A test ZIP file created in this way can be found here. I have downloaded the file, expanded it in Windows Explorer and verified that its contents (two images and some HTML markup in this instance) are all present and correct.
So far so good. The trouble begins when I try to fetch that same ZIP file and expand it using JSZip.loadAsync
which consistently reports Corrupted zip: missing 210 bytes
. My PHP code for squirting back the ZIP file is actually pretty simple. Shorn of the various security checks I have in place the essential bits of that code are listed below
if (file_exists($file))
{
ob_clean();
readfile($file);
http_response_code(200);
die();
} else http_response_code(399);
where the 399
code is interpreted in my webapp as a need to create a new resource locally instead of trying to read existing resource data.
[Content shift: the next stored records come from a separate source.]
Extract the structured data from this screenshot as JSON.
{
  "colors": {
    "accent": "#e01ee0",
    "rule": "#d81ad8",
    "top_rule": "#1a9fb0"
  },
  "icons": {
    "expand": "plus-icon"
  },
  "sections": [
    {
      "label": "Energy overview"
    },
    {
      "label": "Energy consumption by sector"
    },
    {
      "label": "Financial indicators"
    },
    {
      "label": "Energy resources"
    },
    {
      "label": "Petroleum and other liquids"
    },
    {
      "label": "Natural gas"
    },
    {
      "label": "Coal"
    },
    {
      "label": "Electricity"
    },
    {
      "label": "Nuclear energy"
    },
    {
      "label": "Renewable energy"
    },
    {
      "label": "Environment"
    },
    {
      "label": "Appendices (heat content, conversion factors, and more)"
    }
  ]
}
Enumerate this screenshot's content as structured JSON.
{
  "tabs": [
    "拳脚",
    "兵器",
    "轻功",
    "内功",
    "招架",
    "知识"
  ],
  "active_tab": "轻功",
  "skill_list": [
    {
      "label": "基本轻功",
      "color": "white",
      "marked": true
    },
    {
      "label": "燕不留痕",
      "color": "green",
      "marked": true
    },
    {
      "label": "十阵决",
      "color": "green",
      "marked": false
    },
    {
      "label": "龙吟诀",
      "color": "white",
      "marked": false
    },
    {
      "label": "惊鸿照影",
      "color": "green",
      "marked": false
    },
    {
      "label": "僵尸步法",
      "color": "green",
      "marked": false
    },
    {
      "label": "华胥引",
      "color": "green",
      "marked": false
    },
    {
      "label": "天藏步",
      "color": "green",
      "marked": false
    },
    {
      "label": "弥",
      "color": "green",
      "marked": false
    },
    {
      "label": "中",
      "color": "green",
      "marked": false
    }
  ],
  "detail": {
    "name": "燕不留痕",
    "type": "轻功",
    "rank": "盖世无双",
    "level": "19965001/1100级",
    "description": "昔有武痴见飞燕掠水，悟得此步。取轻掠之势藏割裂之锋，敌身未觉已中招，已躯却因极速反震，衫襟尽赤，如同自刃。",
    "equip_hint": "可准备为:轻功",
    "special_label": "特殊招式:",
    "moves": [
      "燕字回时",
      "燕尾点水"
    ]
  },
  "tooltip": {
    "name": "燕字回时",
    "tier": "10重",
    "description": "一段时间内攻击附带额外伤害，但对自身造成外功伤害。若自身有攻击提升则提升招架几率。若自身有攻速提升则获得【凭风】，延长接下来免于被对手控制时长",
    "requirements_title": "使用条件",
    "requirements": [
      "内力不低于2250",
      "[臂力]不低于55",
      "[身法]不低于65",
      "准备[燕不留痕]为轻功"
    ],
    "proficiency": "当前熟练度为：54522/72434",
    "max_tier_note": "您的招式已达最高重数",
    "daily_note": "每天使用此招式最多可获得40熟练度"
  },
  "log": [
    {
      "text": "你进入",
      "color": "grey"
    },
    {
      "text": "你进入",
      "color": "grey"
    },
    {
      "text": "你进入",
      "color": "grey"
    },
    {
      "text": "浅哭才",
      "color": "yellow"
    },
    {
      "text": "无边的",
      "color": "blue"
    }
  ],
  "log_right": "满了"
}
The trouble happens when I use the result text (on an HTTP response of 200) and feed it to JSZip.loadAsync
.
What am I doing wrong here? I assume there is something too naive about the way I am using readfile
at the PHP end but I am unable to figure out what that might be.
What we set out to do
Good so far. However, reading the existent ZIP file into PHP and sending it back does not make sense + is fraught with problems. My approach now is to send back an http_response_code
of 302 which the client interprets as being an instruction to "go get that ZIP for yourself directly".
At this point to get the ZIP "directly" simply follow the instructions in this tutorial on MDN.